Although Silveria should be commended for standing up against the nonsense that a person’s character somehow depends on his race, the Lt. General’s claim that the solution involves “diversity” is problematic at best.
The word “diversity,” as used in this context, refers to variety in race, background, gender, and upbringing. But just as we shouldn’t judge an individual’s character on the basis of such nonessentials, we should not judge the “character” of a group on them either. To do so is to engage in, well, racism.
Advocacy of “diversity” as a good to be sought is advocacy of race-based judgment as a valid policy. This does not serve to fight racism; rather, it serves to perpetuate it.
A person’s character is a function of his ideas, choices, and actions. The same goes for a group—or, more precisely, for the individuals that make up the group. A group doesn’t gain virtue—or “power” to use Silveria’s term—by having a “diversity” of races, genders, sexual orientations, or the like. Rather, a group gains virtue by consisting of individuals who—regardless of race, gender, sexual orientation, or the like—are rational, honest, productive, just.

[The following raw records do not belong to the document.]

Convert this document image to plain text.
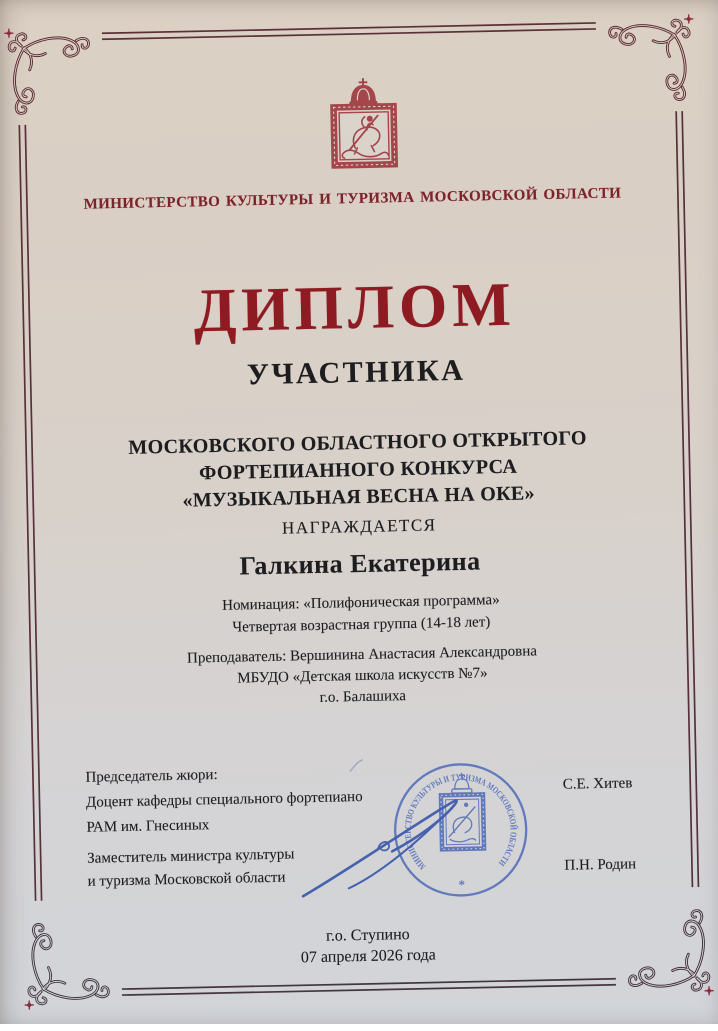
МИНИСТЕРСТВО КУЛЬТУРЫ И ТУРИЗМА МОСКОВСКОЙ ОБЛАСТИ
ДИПЛОМ
УЧАСТНИКА
МОСКОВСКОГО ОБЛАСТНОГО ОТКРЫТОГО
ФОРТЕПИАННОГО КОНКУРСА
«МУЗЫКАЛЬНАЯ ВЕСНА НА ОКЕ»
НАГРАЖДАЕТСЯ
Галкина Екатерина
Номинация: «Полифоническая программа»
Четвертая возрастная группа (14-18 лет)
Преподаватель: Вершинина Анастасия Александровна
МБУДО «Детская школа искусств №7»
г.о. Балашиха
Председатель жюри:
Доцент кафедры специального фортепиано
РАМ им. Гнесиных
С.Е. Хитев
Заместитель министра культуры
и туризма Московской области
П.Н. Родин
МИНИСТЕРСТВО КУЛЬТУРЫ И ТУРИЗМА МОСКОВСКОЙ ОБЛАСТИ
*
г.о. Ступино
07 апреля 2026 года
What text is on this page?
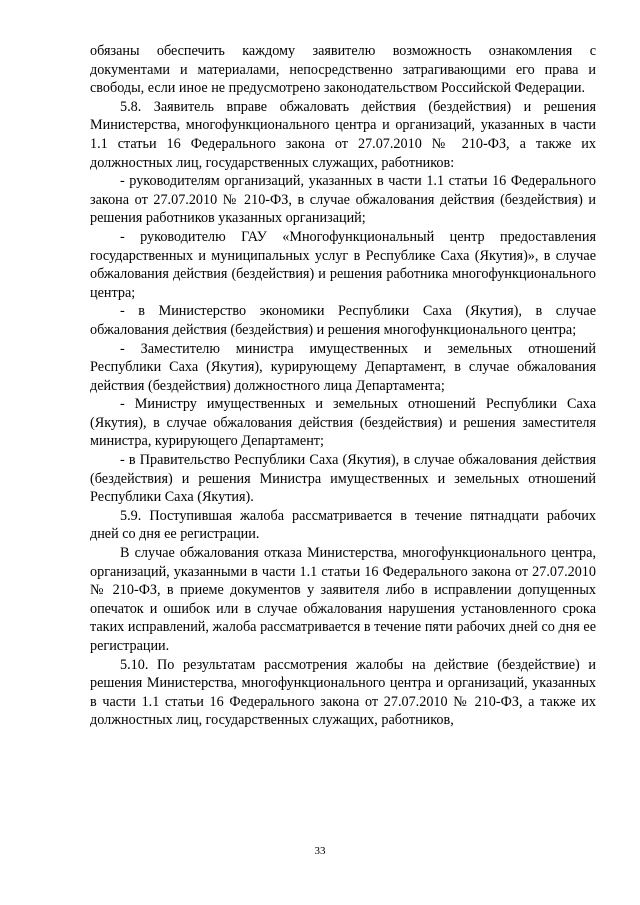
обязаны обеспечить каждому заявителю возможность ознакомления с документами и материалами, непосредственно затрагивающими его права и свободы, если иное не предусмотрено законодательством Российской Федерации.

5.8. Заявитель вправе обжаловать действия (бездействия) и решения Министерства, многофункционального центра и организаций, указанных в части 1.1 статьи 16 Федерального закона от 27.07.2010 № 210-ФЗ, а также их должностных лиц, государственных служащих, работников:

- руководителям организаций, указанных в части 1.1 статьи 16 Федерального закона от 27.07.2010 № 210-ФЗ, в случае обжалования действия (бездействия) и решения работников указанных организаций;

- руководителю ГАУ «Многофункциональный центр предоставления государственных и муниципальных услуг в Республике Саха (Якутия)», в случае обжалования действия (бездействия) и решения работника многофункционального центра;

- в Министерство экономики Республики Саха (Якутия), в случае обжалования действия (бездействия) и решения многофункционального центра;

- Заместителю министра имущественных и земельных отношений Республики Саха (Якутия), курирующему Департамент, в случае обжалования действия (бездействия) должностного лица Департамента;

- Министру имущественных и земельных отношений Республики Саха (Якутия), в случае обжалования действия (бездействия) и решения заместителя министра, курирующего Департамент;

- в Правительство Республики Саха (Якутия), в случае обжалования действия (бездействия) и решения Министра имущественных и земельных отношений Республики Саха (Якутия).

5.9. Поступившая жалоба рассматривается в течение пятнадцати рабочих дней со дня ее регистрации.

В случае обжалования отказа Министерства, многофункционального центра, организаций, указанными в части 1.1 статьи 16 Федерального закона от 27.07.2010 № 210-ФЗ, в приеме документов у заявителя либо в исправлении допущенных опечаток и ошибок или в случае обжалования нарушения установленного срока таких исправлений, жалоба рассматривается в течение пяти рабочих дней со дня ее регистрации.

5.10. По результатам рассмотрения жалобы на действие (бездействие) и решения Министерства, многофункционального центра и организаций, указанных в части 1.1 статьи 16 Федерального закона от 27.07.2010 № 210-ФЗ, а также их должностных лиц, государственных служащих, работников,

33
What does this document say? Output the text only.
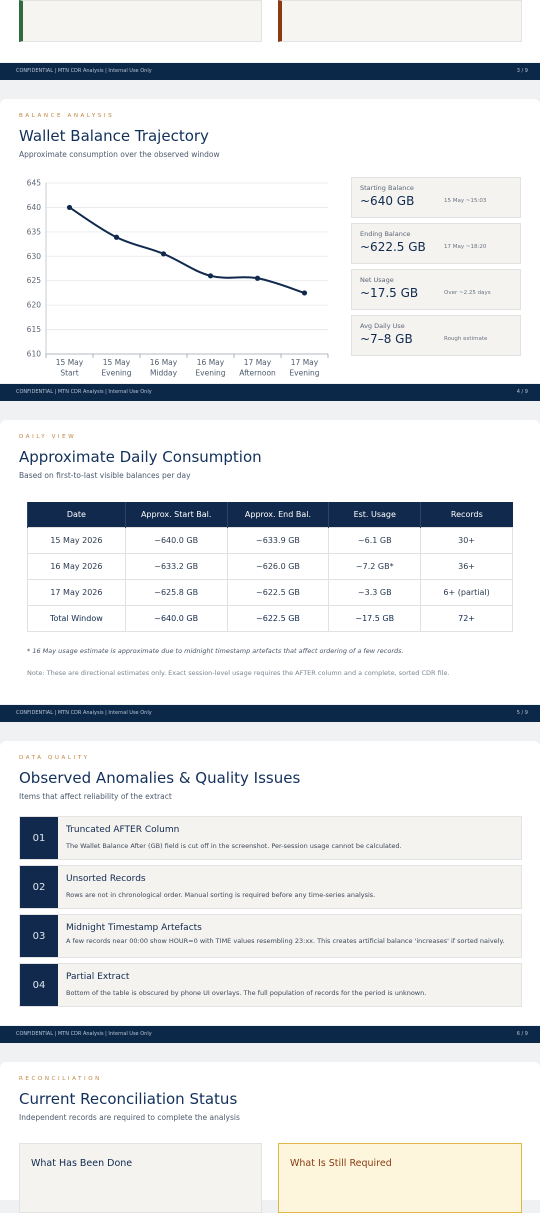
CONFIDENTIAL | MTN CDR Analysis | Internal Use Only	3 / 9
BALANCE ANALYSIS
Wallet Balance Trajectory
Approximate consumption over the observed window
645
640
635
630
625
620
615
610
15 May
Start
15 May
Evening
16 May
Midday
16 May
Evening
17 May
Afternoon
17 May
Evening
Starting Balance
~640 GB	15 May ~15:03
Ending Balance
~622.5 GB	17 May ~18:20
Net Usage
~17.5 GB	Over ~2.25 days
Avg Daily Use
~7–8 GB	Rough estimate
CONFIDENTIAL | MTN CDR Analysis | Internal Use Only	4 / 9
DAILY VIEW
Approximate Daily Consumption
Based on first-to-last visible balances per day
Date	Approx. Start Bal.	Approx. End Bal.	Est. Usage	Records
15 May 2026	~640.0 GB	~633.9 GB	~6.1 GB	30+
16 May 2026	~633.2 GB	~626.0 GB	~7.2 GB*	36+
17 May 2026	~625.8 GB	~622.5 GB	~3.3 GB	6+ (partial)
Total Window	~640.0 GB	~622.5 GB	~17.5 GB	72+
* 16 May usage estimate is approximate due to midnight timestamp artefacts that affect ordering of a few records.
Note: These are directional estimates only. Exact session-level usage requires the AFTER column and a complete, sorted CDR file.
CONFIDENTIAL | MTN CDR Analysis | Internal Use Only	5 / 9
DATA QUALITY
Observed Anomalies & Quality Issues
Items that affect reliability of the extract
01
Truncated AFTER Column
The Wallet Balance After (GB) field is cut off in the screenshot. Per-session usage cannot be calculated.
02
Unsorted Records
Rows are not in chronological order. Manual sorting is required before any time-series analysis.
03
Midnight Timestamp Artefacts
A few records near 00:00 show HOUR=0 with TIME values resembling 23:xx. This creates artificial balance 'increases' if sorted naively.
04
Partial Extract
Bottom of the table is obscured by phone UI overlays. The full population of records for the period is unknown.
CONFIDENTIAL | MTN CDR Analysis | Internal Use Only	6 / 9
RECONCILIATION
Current Reconciliation Status
Independent records are required to complete the analysis
What Has Been Done	What Is Still Required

As for “diversity,” the only diversity that matters is a diversity of ideas, interests, skills, ambitions—characteristics that develop through rational choice. And in the context of a school, which exists in large part to expose students to important ideas, a diversity of ideas is most important. That is the diversity that fosters the kind of “power” that matters: the power to think clearly, judge rationally, act accordingly—and thus to produce, trade, and thrive.